Ron Choy, Center for the Teaching and Study of American Cultures

Native Realm.  A Search for Self-Definition
Czeslaw Milosz
U.C. Press Paperback, 1981
"This, the autobiography of the Lithuanian poet who won the Nobel Prize for Literature in 1980, is a beautifully written and powerful moral document. It represents vividly Milosz's attempt to make sense of the experience of being an Eastern European in the twentieth century: of having, as Milosz describes it "to gaze into the hells of our century." Despite its particularity, Milosz's experience enables him to articulate and suggest answers to questions shared by individuals in a variety of social and cultural situations.
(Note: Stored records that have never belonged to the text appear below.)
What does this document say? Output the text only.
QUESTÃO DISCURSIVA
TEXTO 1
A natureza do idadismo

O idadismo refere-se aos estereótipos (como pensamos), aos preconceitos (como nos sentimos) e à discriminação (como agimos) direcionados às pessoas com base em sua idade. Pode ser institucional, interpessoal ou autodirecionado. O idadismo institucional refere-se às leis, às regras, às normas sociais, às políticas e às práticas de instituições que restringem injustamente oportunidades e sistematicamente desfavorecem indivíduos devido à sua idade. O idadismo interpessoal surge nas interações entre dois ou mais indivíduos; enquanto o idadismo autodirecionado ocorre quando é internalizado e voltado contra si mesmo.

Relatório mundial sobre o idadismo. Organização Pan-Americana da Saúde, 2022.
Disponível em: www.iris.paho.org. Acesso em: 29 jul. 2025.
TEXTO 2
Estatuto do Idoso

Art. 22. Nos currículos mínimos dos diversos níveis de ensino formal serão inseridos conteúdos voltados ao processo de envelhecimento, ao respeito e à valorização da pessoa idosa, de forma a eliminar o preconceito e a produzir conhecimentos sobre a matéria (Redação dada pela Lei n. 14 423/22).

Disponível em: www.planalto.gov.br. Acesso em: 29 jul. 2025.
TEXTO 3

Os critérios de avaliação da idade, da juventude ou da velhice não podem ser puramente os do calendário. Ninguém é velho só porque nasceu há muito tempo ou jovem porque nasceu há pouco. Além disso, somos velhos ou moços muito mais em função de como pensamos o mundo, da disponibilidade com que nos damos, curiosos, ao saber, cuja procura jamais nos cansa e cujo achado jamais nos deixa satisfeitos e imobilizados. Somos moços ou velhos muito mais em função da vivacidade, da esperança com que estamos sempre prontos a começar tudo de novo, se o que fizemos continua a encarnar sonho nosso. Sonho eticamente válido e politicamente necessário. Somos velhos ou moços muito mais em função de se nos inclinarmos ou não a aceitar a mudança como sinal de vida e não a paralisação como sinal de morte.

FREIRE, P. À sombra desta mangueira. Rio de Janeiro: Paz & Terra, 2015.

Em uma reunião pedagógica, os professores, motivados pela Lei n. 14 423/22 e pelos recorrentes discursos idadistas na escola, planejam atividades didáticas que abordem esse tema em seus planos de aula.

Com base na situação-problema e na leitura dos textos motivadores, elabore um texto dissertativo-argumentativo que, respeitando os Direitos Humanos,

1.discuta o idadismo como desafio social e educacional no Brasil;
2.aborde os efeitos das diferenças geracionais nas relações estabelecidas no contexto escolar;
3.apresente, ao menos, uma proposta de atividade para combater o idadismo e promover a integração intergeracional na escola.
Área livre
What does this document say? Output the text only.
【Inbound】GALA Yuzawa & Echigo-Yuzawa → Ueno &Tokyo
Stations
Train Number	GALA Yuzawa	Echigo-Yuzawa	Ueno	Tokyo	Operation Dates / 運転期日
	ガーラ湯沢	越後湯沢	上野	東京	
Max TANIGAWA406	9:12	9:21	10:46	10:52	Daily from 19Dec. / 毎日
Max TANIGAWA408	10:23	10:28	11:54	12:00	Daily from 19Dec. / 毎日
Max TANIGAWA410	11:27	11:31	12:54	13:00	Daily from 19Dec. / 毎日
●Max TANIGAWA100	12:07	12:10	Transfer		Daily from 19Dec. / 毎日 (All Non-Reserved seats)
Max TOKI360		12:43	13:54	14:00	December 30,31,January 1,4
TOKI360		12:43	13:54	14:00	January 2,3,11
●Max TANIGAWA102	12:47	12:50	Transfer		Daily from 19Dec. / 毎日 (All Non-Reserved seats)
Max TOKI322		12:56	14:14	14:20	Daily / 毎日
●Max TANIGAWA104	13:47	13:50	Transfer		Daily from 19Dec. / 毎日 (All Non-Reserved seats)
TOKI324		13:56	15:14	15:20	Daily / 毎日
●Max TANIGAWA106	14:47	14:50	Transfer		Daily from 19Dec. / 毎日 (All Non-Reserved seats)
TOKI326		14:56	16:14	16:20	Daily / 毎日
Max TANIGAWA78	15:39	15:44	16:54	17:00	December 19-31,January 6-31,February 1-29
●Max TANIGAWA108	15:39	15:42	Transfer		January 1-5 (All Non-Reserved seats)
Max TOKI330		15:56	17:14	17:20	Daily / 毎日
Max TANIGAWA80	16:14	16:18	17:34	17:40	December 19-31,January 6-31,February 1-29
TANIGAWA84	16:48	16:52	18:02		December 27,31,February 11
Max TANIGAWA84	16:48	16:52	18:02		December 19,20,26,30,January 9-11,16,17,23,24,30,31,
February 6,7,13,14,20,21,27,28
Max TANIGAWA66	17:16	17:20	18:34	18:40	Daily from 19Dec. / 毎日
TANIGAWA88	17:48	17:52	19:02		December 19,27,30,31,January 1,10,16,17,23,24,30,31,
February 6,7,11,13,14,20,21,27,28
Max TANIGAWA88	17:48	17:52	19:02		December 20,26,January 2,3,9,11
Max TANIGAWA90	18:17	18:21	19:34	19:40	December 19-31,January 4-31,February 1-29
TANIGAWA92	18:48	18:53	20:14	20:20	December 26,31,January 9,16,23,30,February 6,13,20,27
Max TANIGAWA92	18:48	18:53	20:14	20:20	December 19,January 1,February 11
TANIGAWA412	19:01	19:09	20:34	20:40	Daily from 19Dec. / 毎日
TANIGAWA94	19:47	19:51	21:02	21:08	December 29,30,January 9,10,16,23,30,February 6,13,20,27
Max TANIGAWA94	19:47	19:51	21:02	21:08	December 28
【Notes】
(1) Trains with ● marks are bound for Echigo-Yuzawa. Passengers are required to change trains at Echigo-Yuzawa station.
This book is of value to anyone who is sensitive to the personal impact of its history."
Michael Mascuch, Rhetoric Department

The Fate of the Forest: Developers, Destroyers and Defenders of the Amazon.
Suzanne Hecht and Alexander Cockburn
Routledge, Chapman & Hall, Inc., 1989
"This look at the destruction of the Amazon depicts the ecological consequences of development and the logic of economic and national conquest of the region; Chico Mendez and the indigenous resistance to despoilation of the forests; and includes a critique of well-meaning environmentalists."
Richard Walker, Geography Department

The New California: Facing the 21st Century
Dan Walters
California Journal Press, 1986
"A quick overview of the people and politics of California by California's leading political columnist, this work provides a region by region summary. Walters emphasizes the neglect of the commonwealth by budget-cutting governments and the development of the two-tiered society."